My regular reader will know my strong, irrational and profoundly hypocritical views on private education, because she’s married to me. Others may be on less firm footing, so let’s try and demonstrate by taking a look at something written by Ralph Lucas, editor of The “Good” Schools Guide. His charming prose appears in the latest edition of Living South, which is one of those magazines which pops through your front door and lets you imagine a world where you need stone flooring, a glass-and-steel conservatory, and a new house with a 90 foot garden.
I don’t know Mr Lucas, but his photo is best described as generic overprivileged and somewhat-overfed white man. He is introducing a special supplement feature in Living South, which is essentially a dozen pages of adverts for local schools in my area. Most of these are private schools, as they’re the only ones who need to advertise.
He starts off in a friendly if vaguely disconcerting fashion:
“After, I hope, a relaxing holiday free of academic strees, it’s back to the autumn term and, for me at least, thoughts turning to ‘which school next?’”
What is this “academic stress” he speaks of? Is is stress which is caused by studying? Or stress which is made pointless by external events? And what does he mean by ‘which school next’? Is he planning some kind of bombing?
No, of course he’s not. He’s talking about choosing the next school for your loved ones. As he says:
“You need to give yourself a good, long run up – three years seems ideal to me – to dig out parents to chat to, read prospectuses, take advice, visit and discuss, and all in good time to make the grade for entrance: whether this means tutoring or moving home.”
I had to read that sentence a few times to let the full middle-class existential horror of it wash over me. Yes, folks, if you haven’t worried about your child’s next school for a good three years, you’re not working hard enough. And what’s this about “making the grade”? Tutoring is presumably about improving your useless offspring to the level required by these awesome seats of learning. But moving home? Does that mean moving out of an area if you’re not good enough for it? Or vice versa?

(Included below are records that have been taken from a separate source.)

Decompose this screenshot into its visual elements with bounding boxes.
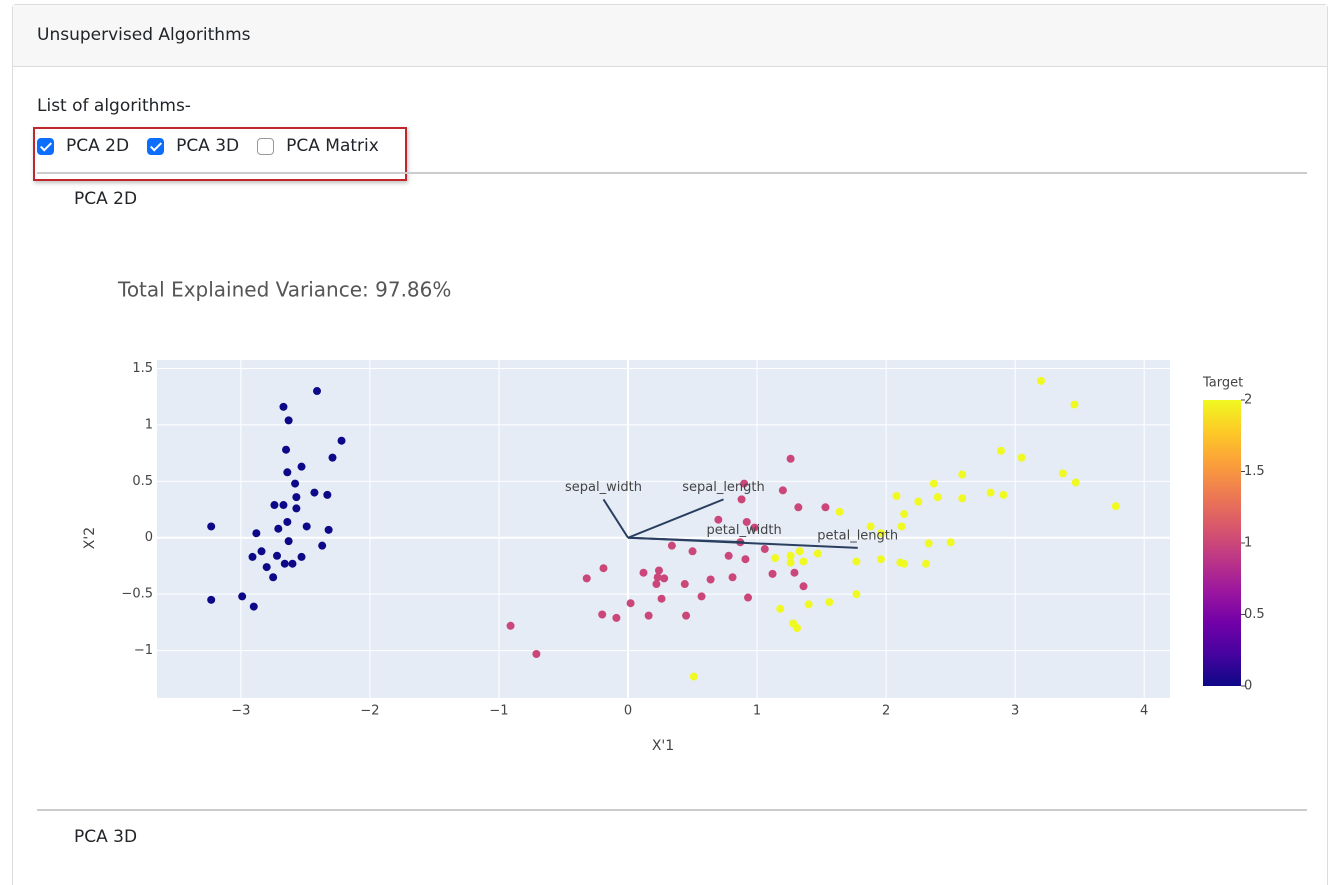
highlight-box <box>33 127 407 181</box>
divider <box>37 172 1307 174</box>
checkbox[interactable]: PCA 3D <box>147 136 239 156</box>
checkbox-box[interactable] <box>147 137 165 155</box>
section-title: PCA 3D <box>74 827 138 847</box>
checkbox[interactable]: PCA Matrix <box>257 136 379 156</box>
checkbox-box[interactable] <box>37 137 54 155</box>
section-title: PCA 2D <box>74 189 138 209</box>
checkbox-label[interactable]: PCA 3D <box>176 136 240 156</box>
checkbox-group: PCA 2D PCA 3D PCA Matrix <box>37 136 397 156</box>
header-title: Unsupervised Algorithms <box>37 25 251 45</box>
divider <box>37 809 1307 811</box>
checkbox-label[interactable]: PCA Matrix <box>286 136 379 156</box>
card-header <box>13 5 1327 67</box>
checkbox-box[interactable] <box>257 137 275 155</box>
list-label: List of algorithms- <box>37 96 191 116</box>
card <box>12 4 1328 885</box>
checkbox-label[interactable]: PCA 2D <box>66 136 130 156</box>
checkbox[interactable]: PCA 2D <box>37 136 129 156</box>
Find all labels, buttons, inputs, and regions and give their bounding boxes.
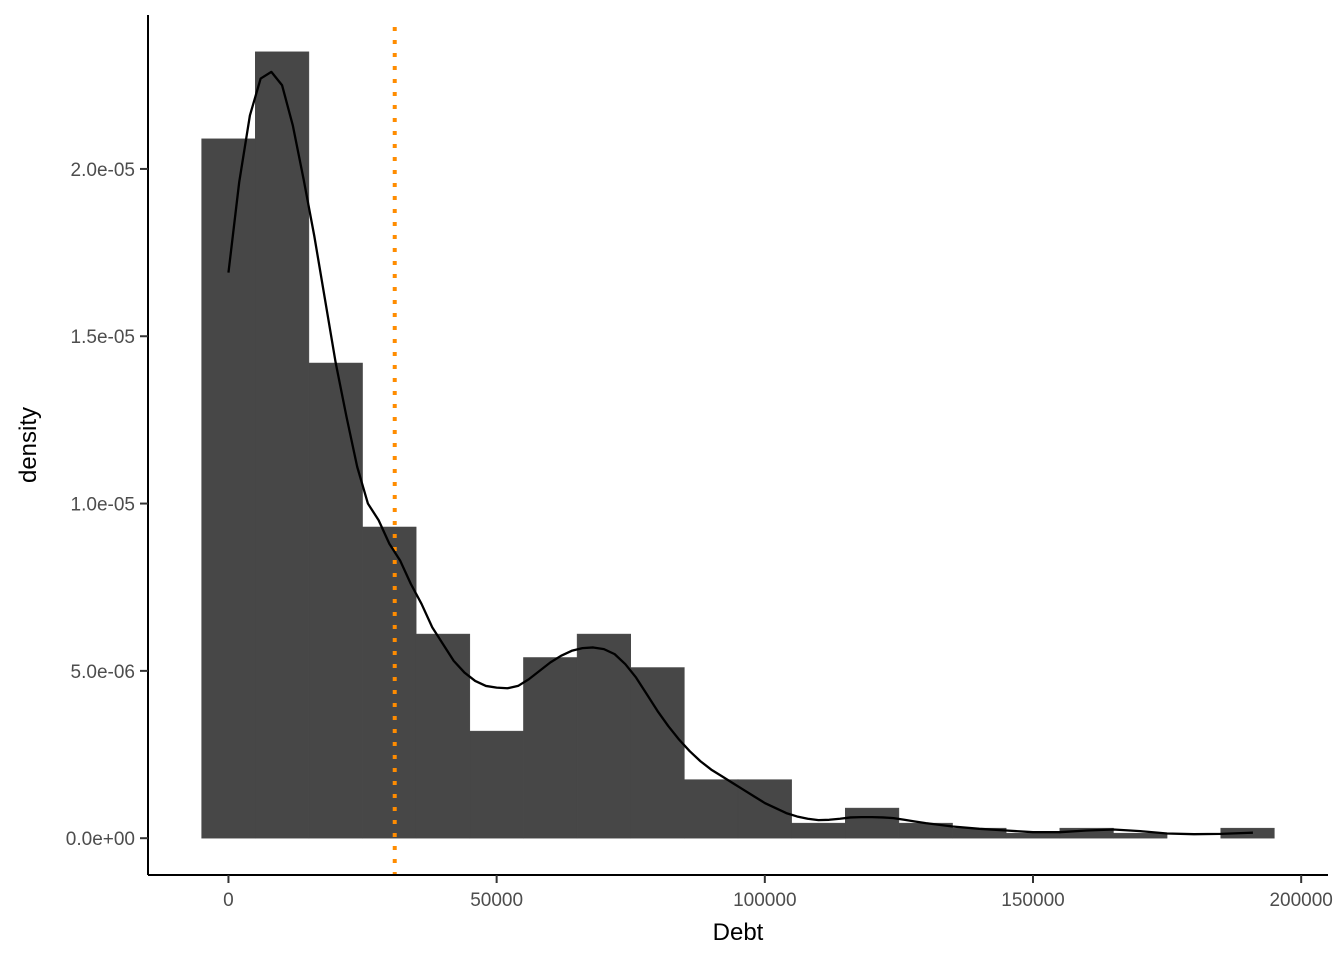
x-tick-label: 50000: [470, 890, 523, 911]
histogram-bar-10: [737, 779, 792, 839]
histogram-bar-12: [845, 807, 900, 839]
histogram-bar-1: [255, 51, 310, 839]
y-tick-label: 5.0e-06: [71, 662, 135, 683]
axes: [147, 15, 1328, 876]
x-axis-title: Debt: [713, 919, 764, 946]
x-tick-label: 100000: [733, 890, 796, 911]
x-axis-ticks: 0 50000 100000 150000 200000: [223, 875, 1333, 911]
histogram-bars: [201, 51, 1275, 839]
y-axis-ticks: 0.0e+00 5.0e-06 1.0e-05 1.5e-05 2.0e-05: [66, 160, 148, 850]
histogram-bar-3: [362, 526, 417, 839]
histogram-bar-2: [308, 362, 363, 839]
histogram-bar-8: [630, 667, 685, 839]
y-axis-title: density: [15, 407, 42, 483]
density-curve: [227, 70, 1253, 836]
x-tick-label: 200000: [1269, 890, 1332, 911]
x-tick-label: 150000: [1001, 890, 1064, 911]
histogram-bar-7: [576, 633, 631, 839]
y-tick-label: 0.0e+00: [66, 829, 135, 850]
histogram-bar-0: [201, 138, 256, 839]
y-tick-label: 1.5e-05: [71, 327, 135, 348]
density-curve-layer: [227, 70, 1253, 836]
histogram-bar-15: [1005, 832, 1061, 839]
y-tick-label: 2.0e-05: [71, 160, 135, 181]
histogram-bar-9: [684, 779, 739, 839]
histogram-bar-11: [791, 822, 846, 839]
histogram-bar-4: [415, 633, 471, 839]
histogram-bar-17: [1113, 832, 1168, 839]
y-tick-label: 1.0e-05: [71, 495, 135, 516]
x-tick-label: 0: [223, 890, 234, 911]
histogram-bar-5: [469, 730, 524, 839]
histogram-bar-6: [523, 657, 578, 839]
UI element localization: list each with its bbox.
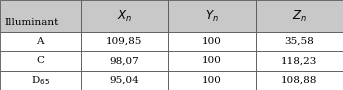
Text: 109,85: 109,85 — [106, 37, 143, 46]
Text: A: A — [37, 37, 44, 46]
Text: C: C — [36, 57, 44, 65]
Bar — [168, 51, 256, 71]
Bar — [256, 32, 343, 51]
Text: 100: 100 — [202, 37, 222, 46]
Bar — [168, 71, 256, 90]
Bar — [0, 51, 81, 71]
Bar — [256, 71, 343, 90]
Bar — [0, 0, 81, 32]
Text: 118,23: 118,23 — [281, 57, 318, 65]
Bar — [81, 71, 168, 90]
Text: 100: 100 — [202, 57, 222, 65]
Text: $Y_{n}$: $Y_{n}$ — [205, 8, 219, 23]
Bar — [81, 0, 168, 32]
Text: 100: 100 — [202, 76, 222, 85]
Text: 35,58: 35,58 — [284, 37, 314, 46]
Text: Illuminant: Illuminant — [4, 18, 59, 27]
Text: 95,04: 95,04 — [109, 76, 139, 85]
Text: 108,88: 108,88 — [281, 76, 318, 85]
Bar — [0, 32, 81, 51]
Text: $X_{n}$: $X_{n}$ — [117, 8, 132, 23]
Bar — [81, 51, 168, 71]
Bar — [0, 71, 81, 90]
Text: $Z_{n}$: $Z_{n}$ — [292, 8, 307, 23]
Bar — [168, 32, 256, 51]
Bar — [81, 32, 168, 51]
Bar — [168, 0, 256, 32]
Text: 98,07: 98,07 — [109, 57, 139, 65]
Bar — [256, 51, 343, 71]
Text: D$_{65}$: D$_{65}$ — [31, 74, 50, 87]
Bar — [256, 0, 343, 32]
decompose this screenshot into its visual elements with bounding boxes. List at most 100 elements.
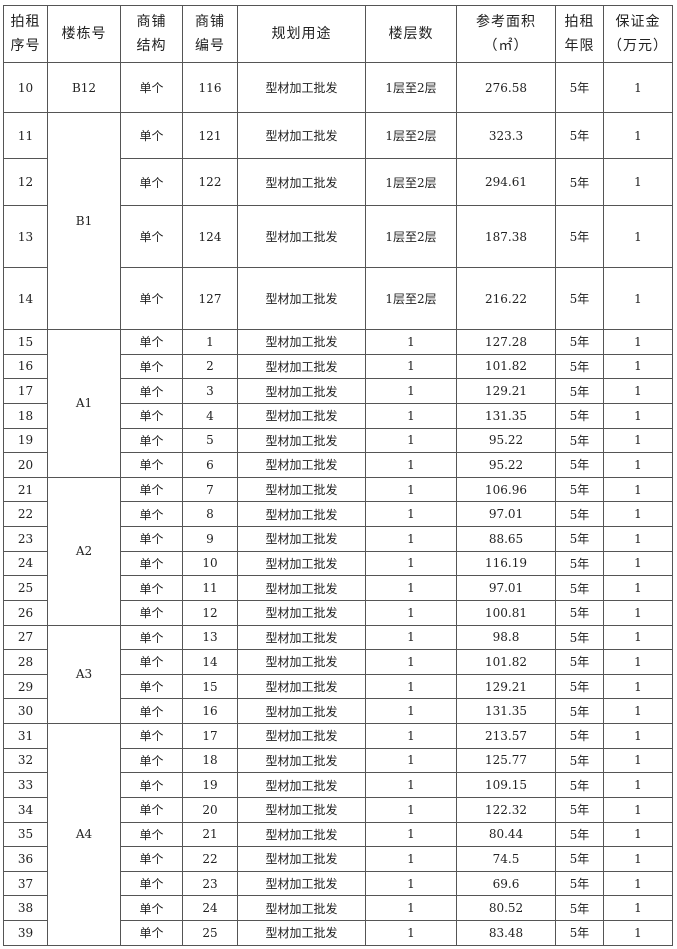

“Most London senior schools are ridiculously selective. The cause of this is the shortage of independent secondary schools in central London, caused in turn by the shortage of good state secondary schools: not something that shows signs of being speedily remedied.”
Ah, Mr Lucas is on firmer ground now. This is recognisably Daily Mail territory. Not only is state education, ipso facto, shit, but its essential shitness is also dragging down the fine purveyors of private education. And with a sweep of his Mont Blanc, Mr Lucas writes off the thousands of men and women who remain dedicated to state education in London. Nice going, Mr Lucas.
So Mr Lucas recommends looking further afield, to something he calls “country schools”. Not, as you might think, named for the kind of people they grow on the trees in these schools (think about it), but for their essential Non-Londonness. The phrase is redolent of cord trousers, restaurants which close at 10pm and an inherent assumption of superiority. Mr Lucas mentions Eton and Wycombe Abbey, and describes such schools as having a “delight in educating the average child and bringing out the best in them.”
Ah, the average child! God bless the average child! Fear not if your child is average, because these charitable institutions, these “country schools”, will take them on. As Mr Lucas says, they will take on the “shy, the dyslexic, the sporty, the theatrical, the entrepreneurial, the rebellious – and still have a shot at getting him or her into Oxbridge if that’s how they turn out.” And all for free! Although I might have got that bit wrong.
God bless Mr Lucas and his kind. With their sage advice and warm humanity, we can share in the common endeavour of educating all children, or equipping the next generation with the social skills, the love of learning and the sense of fellowship which this country needs. For otherwise, what is there? A country where the rich educate their children to a sense of entitlement, of special distinctiveness which marks them out from the common crowd, and where the rich encourage their children to avoid the common herd at all costs and choose private education for their own children when the time comes because all state schools are, axiomatically, completely and utterly shit.
Thanks Mr Lucas! And by the way, the person who build your website obviously went to state school, because it doesn’t work! Stupid state school idiot.